«Être prêt à sortir des sentiers battus»

Construire un ouvrage seul ne fonctionne généralement pas. Pour réaliser un tel projet, il faut notamment un grand nombre d’experts. Carola Maffini explique pourquoi il est nécessaire de changer d’attitude.

Construire un ouvrage seul ne fonctionne généralement pas. Pour réaliser un tel projet, il faut notamment un grand nombre d’experts. Carola Maffini, ingénieure en génie civil et spécialiste de la gestion de projets, explique pourquoi il est nécessaire de changer d’attitude.

La réalisation d’un projet de construction nécessite un grand nombre d’intervenants. Vous insistez sur la « gestion collaborative de projets » dans le secteur de la construction : qu’entendez-vous par là ?

Il n’est pas possible de construire un ouvrage seul. Il faut un grand nombre d’experts pour pouvoir réaliser une construction fonctionnelle. Dans ce contexte, les contributions et travaux de chaque intervenant ne sont pas des îles perdues au milieu de l’océan, mais forment un tout et/ou interagissent les uns avec les autres. Si chacun se contente de se concentrer sur lui-même et sur son domaine d’activité, et se fixe ses propres objectifs de réussite du projet, cela n’est bien souvent pas bon pour l’ensemble.

Quel est l’objectif d’une telle gestion collaborative de projet ?

La gestion collaborative de projet vise à mettre fin au processus d’isolement et à amener toutes les parties concernées à poursuivre un objectif commun. Le but est d’éviter les effets négatifs de la « pensée isolée », tels que les lacunes, les surcoûts sans valeur ajoutée (par exemple les manquements à l’obligation de collaborer, les retards dans la planification, etc.), les conflits peu constructifs et coûteux, ainsi qu’une atmosphère de travail empoisonnée par les reproches et les accusations mutuelles.
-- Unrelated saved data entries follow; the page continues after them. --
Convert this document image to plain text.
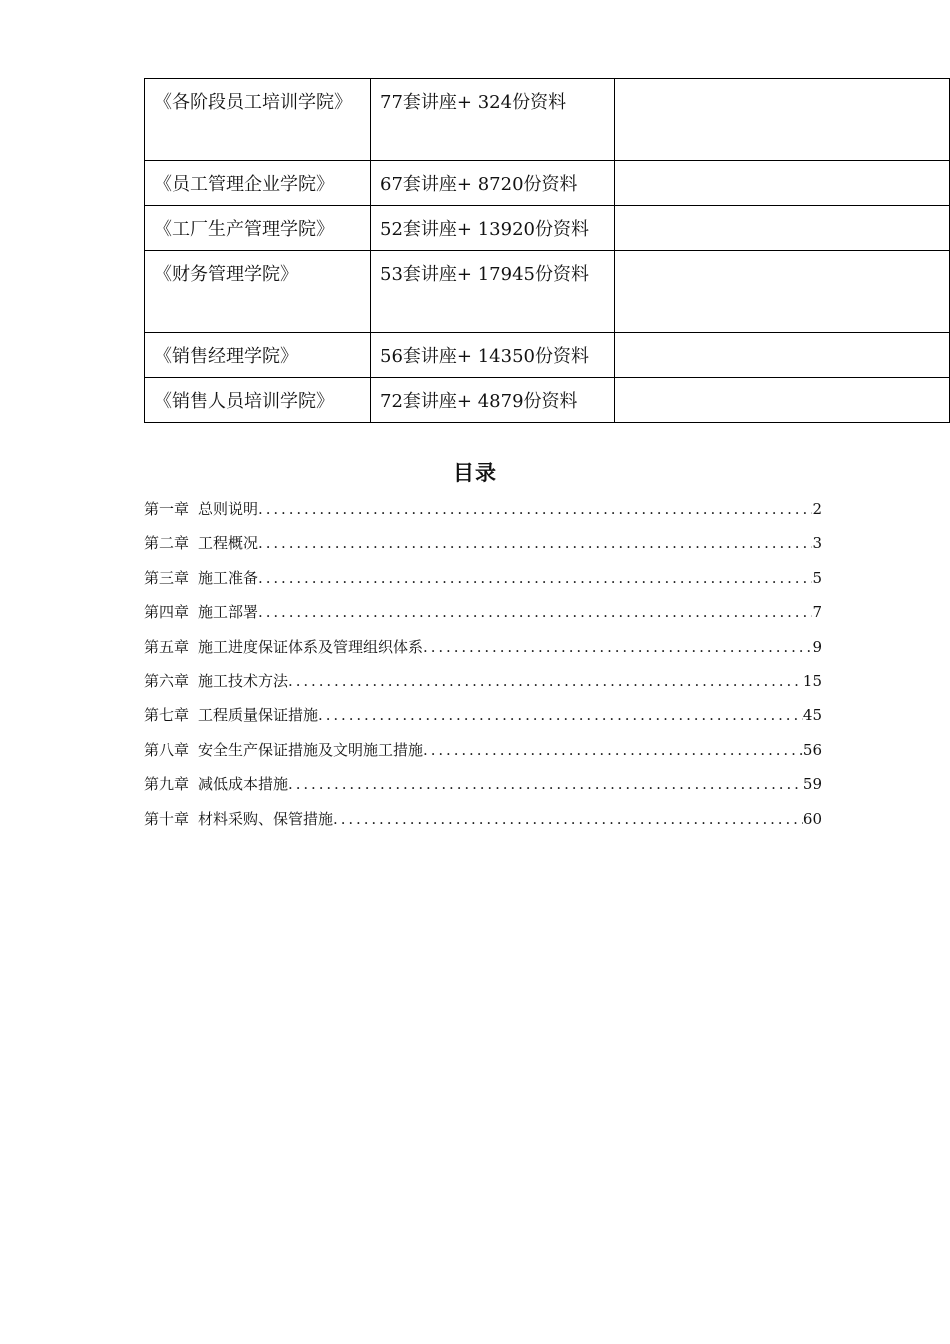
《各阶段员工培训学院》	77套讲座+ 324份资料	
《员工管理企业学院》	67套讲座+ 8720份资料	
《工厂生产管理学院》	52套讲座+ 13920份资料	
《财务管理学院》	53套讲座+ 17945份资料	
《销售经理学院》	56套讲座+ 14350份资料	
《销售人员培训学院》	72套讲座+ 4879份资料	
目录
第一章 总则说明 .....	2
第二章 工程概况 .....	3
第三章 施工准备 .....	5
第四章 施工部署 .....	7
第五章 施工进度保证体系及管理组织体系 .....	9
第六章 施工技术方法 .....	15
第七章 工程质量保证措施 .....	45
第八章 安全生产保证措施及文明施工措施 .....	56
第九章 减低成本措施 .....	59
第十章 材料采购、保管措施 .....	60
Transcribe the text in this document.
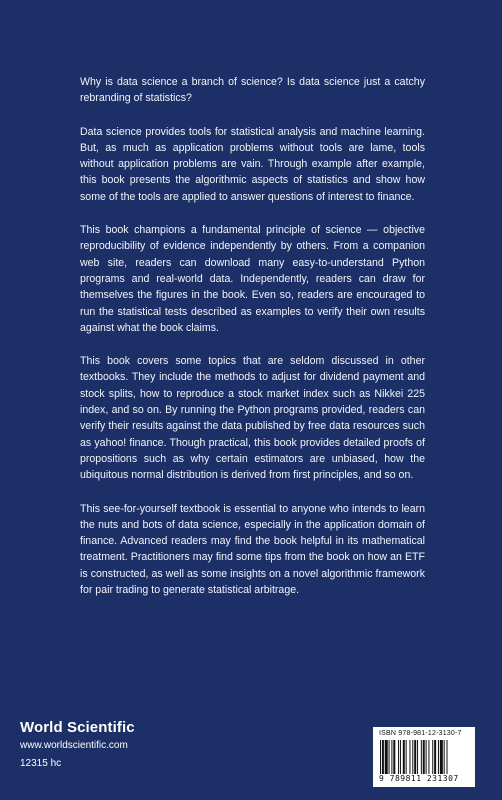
Why is data science a branch of science? Is data science just a catchy rebranding of statistics?

Data science provides tools for statistical analysis and machine learning. But, as much as application problems without tools are lame, tools without application problems are vain. Through example after example, this book presents the algorithmic aspects of statistics and show how some of the tools are applied to answer questions of interest to finance.

This book champions a fundamental principle of science — objective reproducibility of evidence independently by others. From a companion web site, readers can download many easy-to-understand Python programs and real-world data. Independently, readers can draw for themselves the figures in the book. Even so, readers are encouraged to run the statistical tests described as examples to verify their own results against what the book claims.

This book covers some topics that are seldom discussed in other textbooks. They include the methods to adjust for dividend payment and stock splits, how to reproduce a stock market index such as Nikkei 225 index, and so on. By running the Python programs provided, readers can verify their results against the data published by free data resources such as yahoo! finance. Though practical, this book provides detailed proofs of propositions such as why certain estimators are unbiased, how the ubiquitous normal distribution is derived from first principles, and so on.

This see-for-yourself textbook is essential to anyone who intends to learn the nuts and bots of data science, especially in the application domain of finance. Advanced readers may find the book helpful in its mathematical treatment. Practitioners may find some tips from the book on how an ETF is constructed, as well as some insights on a novel algorithmic framework for pair trading to generate statistical arbitrage.

World Scientific
www.worldscientific.com
12315 hc
ISBN 978-981-12-3130-7
9 789811 231307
Comment éviter au mieux une telle atmosphère de travail « empoisonnée » ?

La gestion intégrée de projets (Integrated Project Delivery – IPD est une forme de gestion qui est actuellement sur toutes les lèvres. Un modèle IPD peut être défini en huit points (voir encadré). Toutefois, un projet IPD ne convient pas à tous les projets. Il vaut la peine d’examiner les approches afin de trouver des suggestions d’amélioration pour les formes de gestion plus modestes et traditionnelles, tels que les contrats individuels.

Si chacun se contente de se concentrer sur lui-même et sur son domaine d’activité, et se fixe ses propres objectifs de réussite du projet, cela n’est bien souvent pas bon pour l’ensemble.

Carola Maffini
directrice de profacto.ch

Que conseillez-vous à une entreprise de construction pour assurer le succès d’une gestion collaborative de projet ?

En tout état de cause, ce n’est plus dans la culture de rechercher les erreurs ou les différences de connaissances de l’autre pour en tirer un avantage. Non seulement les entreprises de construction, mais aussi toutes les parties prenantes au projet, y compris le maître d’ouvrage, doivent être prêtes à abandonner les vieux modèles, à partager les connaissances et à réfléchir ensemble, en particulier pour les autres parties prenantes. Pendant toute la durée du projet, le collaborateur individuel ne fait plus partie de l’entreprise XY, mais de l’équipe de projet au complet et poursuit les intérêts définis en commun. Cela pourrait représenter un défi majeur pour certaines personnes.

Ce type de gestion de projet est-il souvent utilisé dans la pratique ?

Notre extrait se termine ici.